Each November Matthews Point hosts a party devoted to roasting and eating the game that marina members have harvested. This year Jet and Mike supplied boar and venison for the grill, and Maryl made a delicious venison stroganoff. Afterwards there was a matchless dessert array, and then Jason Ross put on a fine performance of his own distinctive take on folk and traditional music.

Over late evening drinks, my of-times sailing partner Dan and I hatched plans for a quick late fall sailing trip to Shackleford Banks. We would run down Adams Creek, relying on the falling tide, light airs and internal combustion to carry us down to Beafort Inlet. Then we could spend a couple of days at Shackleford and catch a forecast southerly breeze back home.

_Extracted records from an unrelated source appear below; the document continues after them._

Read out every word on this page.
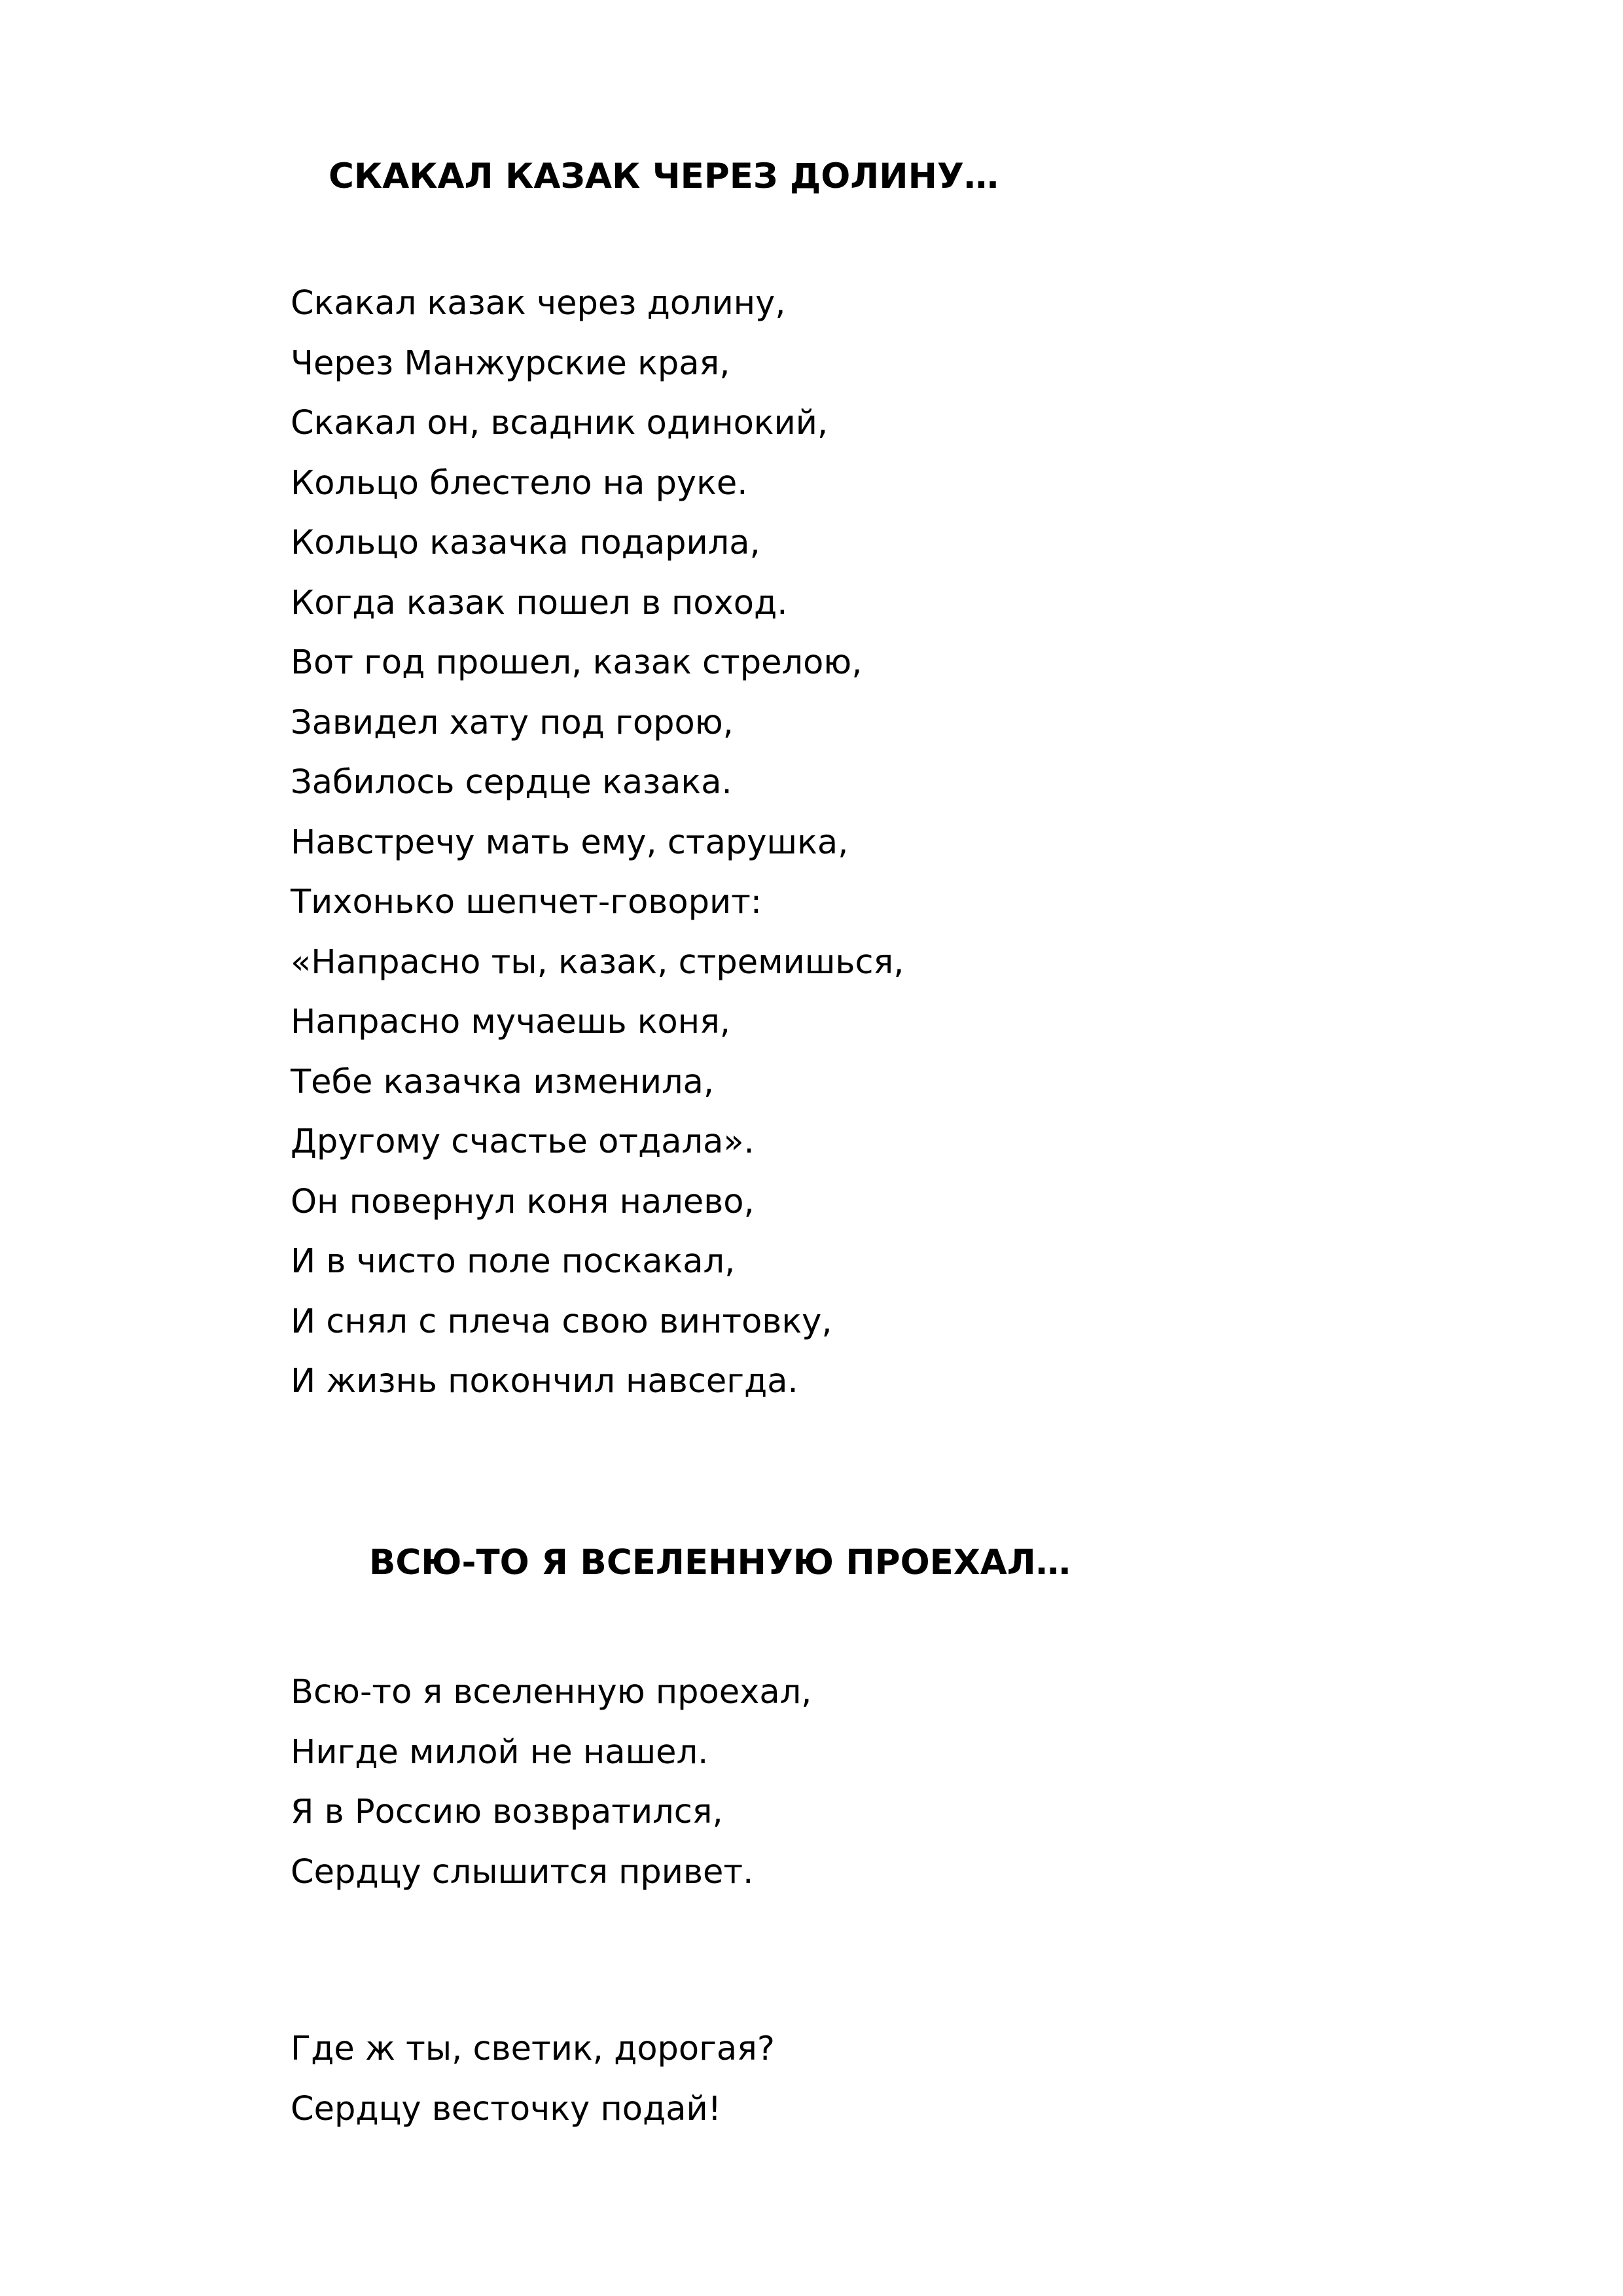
СКАКАЛ КАЗАК ЧЕРЕЗ ДОЛИНУ…
Скакал казак через долину,
Через Манжурские края,
Скакал он, всадник одинокий,
Кольцо блестело на руке.
Кольцо казачка подарила,
Когда казак пошел в поход.
Вот год прошел, казак стрелою,
Завидел хату под горою,
Забилось сердце казака.
Навстречу мать ему, старушка,
Тихонько шепчет-говорит:
«Напрасно ты, казак, стремишься,
Напрасно мучаешь коня,
Тебе казачка изменила,
Другому счастье отдала».
Он повернул коня налево,
И в чисто поле поскакал,
И снял с плеча свою винтовку,
И жизнь покончил навсегда.
ВСЮ-ТО Я ВСЕЛЕННУЮ ПРОЕХАЛ…
Всю-то я вселенную проехал,
Нигде милой не нашел.
Я в Россию возвратился,
Сердцу слышится привет.
Где ж ты, светик, дорогая?
Сердцу весточку подай!
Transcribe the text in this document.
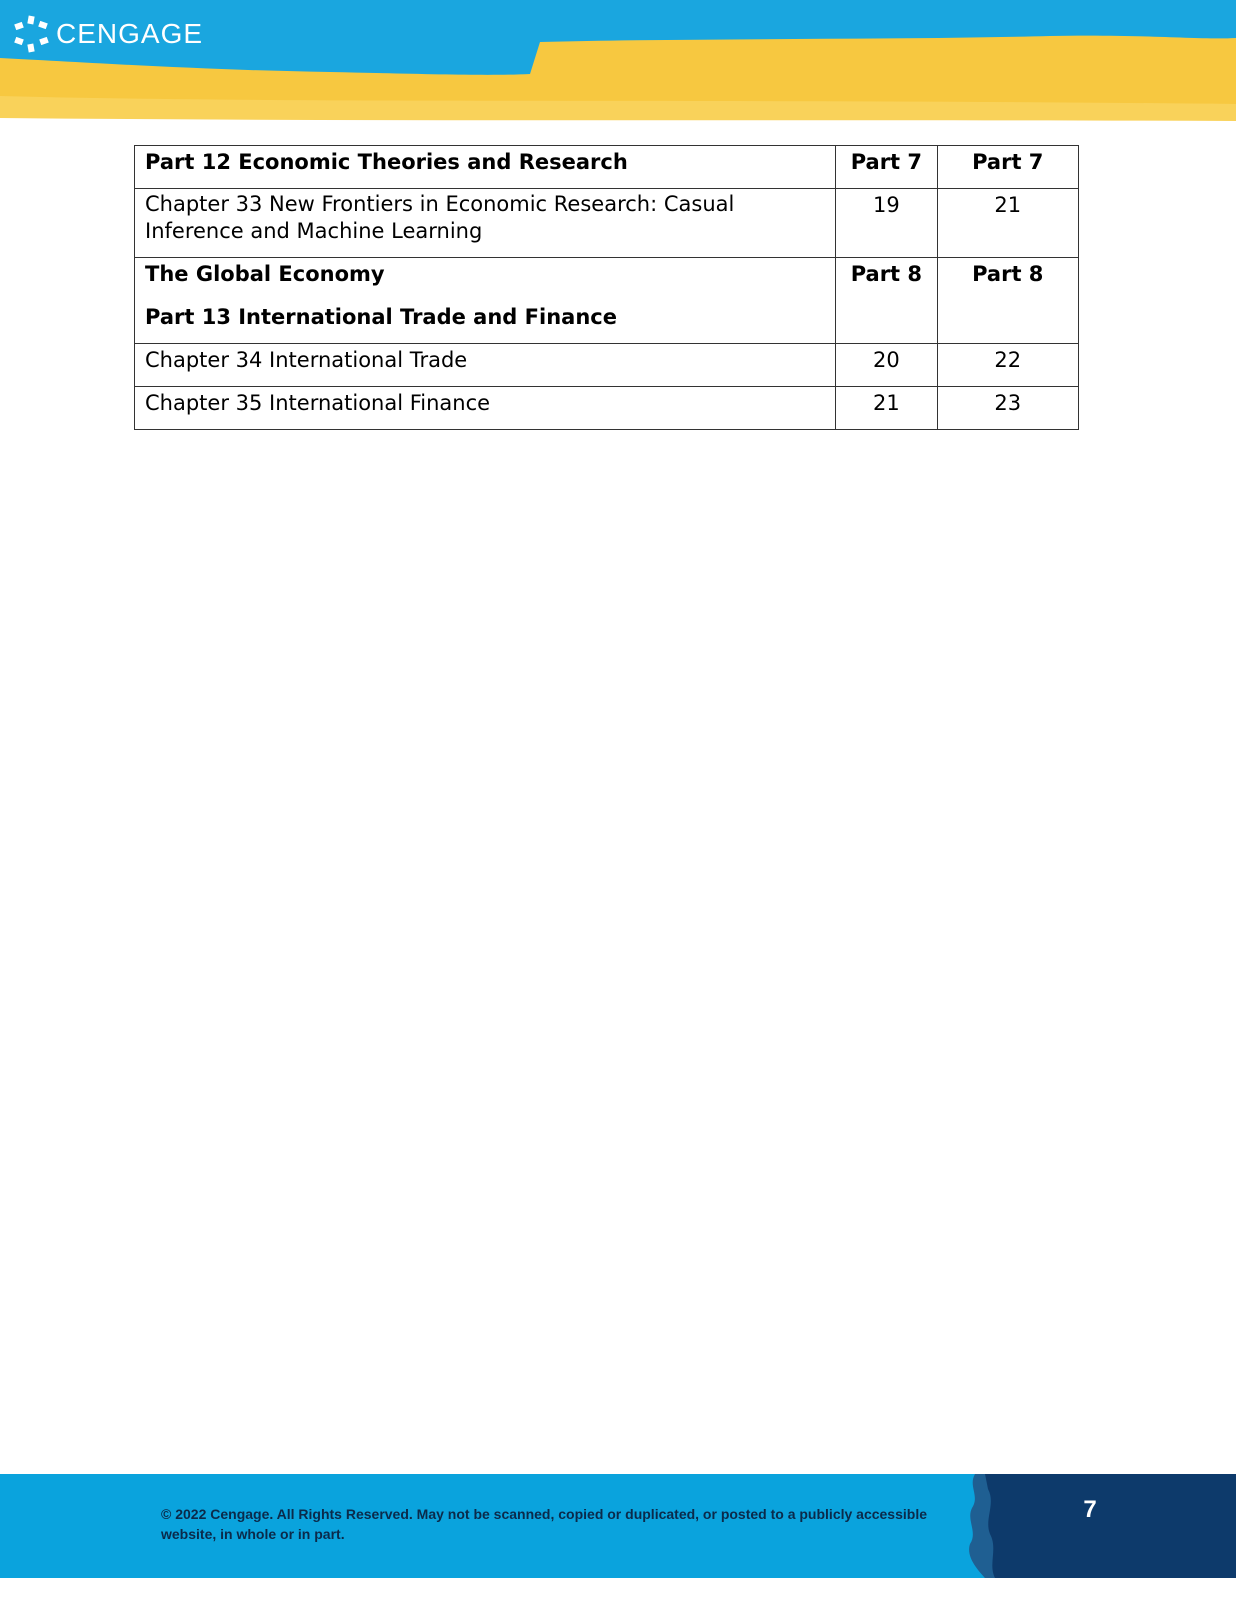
CENGAGE
Part 12 Economic Theories and Research	Part 7	Part 7
Chapter 33 New Frontiers in Economic Research: Casual Inference and Machine Learning	19	21
The Global Economy
Part 13 International Trade and Finance	Part 8	Part 8
Chapter 34 International Trade	20	22
Chapter 35 International Finance	21	23
© 2022 Cengage. All Rights Reserved. May not be scanned, copied or duplicated, or posted to a publicly accessible website, in whole or in part.
7
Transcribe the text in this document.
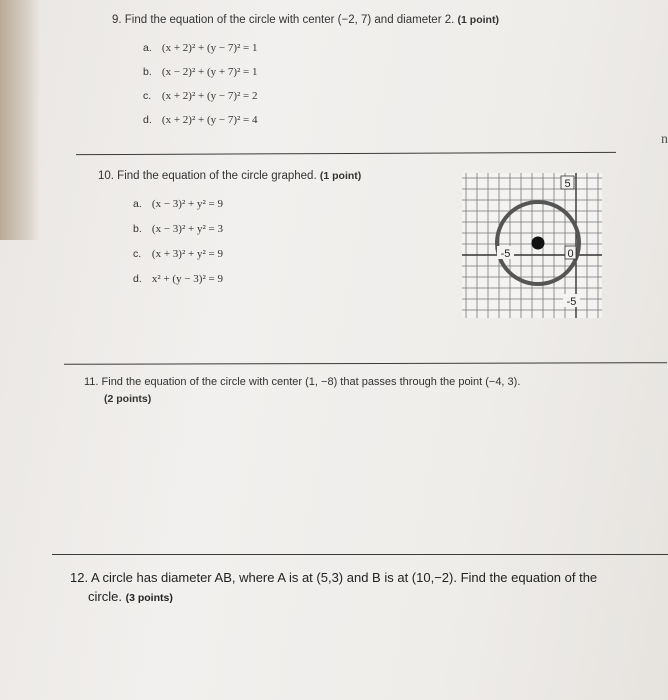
9. Find the equation of the circle with center (−2, 7) and diameter 2. (1 point)
a. (x + 2)² + (y − 7)² = 1
b. (x − 2)² + (y + 7)² = 1
c. (x + 2)² + (y − 7)² = 2
d. (x + 2)² + (y − 7)² = 4
n
10. Find the equation of the circle graphed. (1 point)
a. (x − 3)² + y² = 9
b. (x − 3)² + y² = 3
c. (x + 3)² + y² = 9
d. x² + (y − 3)² = 9
5
-5	0
-5
11. Find the equation of the circle with center (1, −8) that passes through the point (−4, 3).
(2 points)
12. A circle has diameter AB, where A is at (5,3) and B is at (10,−2). Find the equation of the
circle. (3 points)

Plans are a fine thing but it pays to be flexible. Dan spent most of Sunday morning running down a couple of minor oil leaks, and we missed our early departure that would have given us a fair tide. With Shackleford out of the picture, we decided to make a quick trip to Oriental, anchoring on Greens Creek, and playing the next days by ear. We dropped lines and sailed out Clubfoot Creek in early afternoon and found light but sailable northeasterlies. Around 5:00 the winds died down. I was about a mile short of Oriental marker 1 and the sun was going down, so I motored in. The last light of day was fading as I came to the upper reaches of Greens Creek. Something was in the middle of the creek, and I was almost on it before I recognized it as a Compac sailboat with the mast out. I circled it and found it to be anchored and secure, so I felt ok about anchoring nearby. I moved over fairly close to the bank in 5 feet of water, dropped the engine into neutral and let go the anchor. It ran out a few feet, then jammed below the hauser. Now the boat was drifting down into shallow water as I feverishly threw things out of the v-berth so I could crawl forward and free the chain. I quickly found the kink and straightened it out, then motored into position and lowered the anchor.

Well after dark I saw the lights of Marian Claire creeping up the creek. Soon Dan and I were in hailing distance, and I invited him to raft up with Valor for cocktails. He made a perfect approach and soon we were sitting in the cockpit of Valor, watching the stars and drinking rum. Later Dan cast off and moved down creek and set anchor for the night. I turned in early and slept solidly until sunrise.

Somewhere along the line Dan got a call requesting his presence in Raleigh on Wednesday so we made plans to get close enough to Matthews Point to make an early day Tuesday. Dan suggested we meet at a favorite anchorage of his, at the mouth of Long Creek, just around Great Island from Clubfoot Creek. Since I had never been in there, I eagerly agreed. I hauled anchor Monday morning and motored out of Greens Creek. Passing the entrance to Oriental harbor I noticed the town dock was open, so decided to stop at the Bean for a cup of coffee and pick up a needed canister of propane from the Provision Company. I came in slowly, dropped the engine in neutral and gently surged the boat to a halt with a line around the outermost piling. I gave a sigh of relief at performing a perfect docking in front of the critical eyes of the Bean regulars who live to watch the antics on the town dock. Later I headed down the river, spending a pleasant day knocking around Garbacon Shoals and watching an endless stream of southbounders pass by and turn in Adams Creek.

In early afternoon I turned upriver and picked up a fair southeast breeze. Past Oriental I noticed a boat sailing ahead of me that seemed to be slanting toward the mouth of Clubfoot Creek, which I surmised to be Dan. I hailed him on the VHF, and found it was in fact Dan and he was heading for the Long Creek anchorage. I told him I would follow him in. From outside Clubfoot marker 1, he made a tack into the bay between Great Island and Great Neck Point, then another to run parallel to shore into the mouth of Long Creek. As I followed him in, I saw him drop anchor and dowse the sails. I sailed past him, turned up into the wind and dropped my own sails, then motored over and rafted to Marian Claire's starboard side. We had drinks and then I cast off and moved in close to the shoreline, where I set anchor.

Long Creek would be an ugly place in a north wind, but it offers good protection from the south and fair from the west or east. The night brought light southerly winds and rain showers. In the morning, I was awakened by shotgun blasts which in my half-asleep state I took for someone banging on the side of the boat. I jumped up and looked out to find nobody around and a flat calm with light fog. Marian Claire was motoring off toward the river. After a while I pulled anchor and slowly worked in close to shore, trying to find out how far in the deep water ran. I got in to probably not more than 100 yards from shore before the depths dropped under 7 feet.

I motored out into the river, rounded marker one, tied the tiller and did a little cleanup around the cockpit as Valor guided herself in the mouth of the creek. A big pod of dolphin were roaming about, slashing the surface and pacing alongside the boat, so I occupied myself taking photographs of them. I tied up on the Matthews Point dock at about 9:00 in the morning. We didn't get far from home, but it was a great trip nevertheless.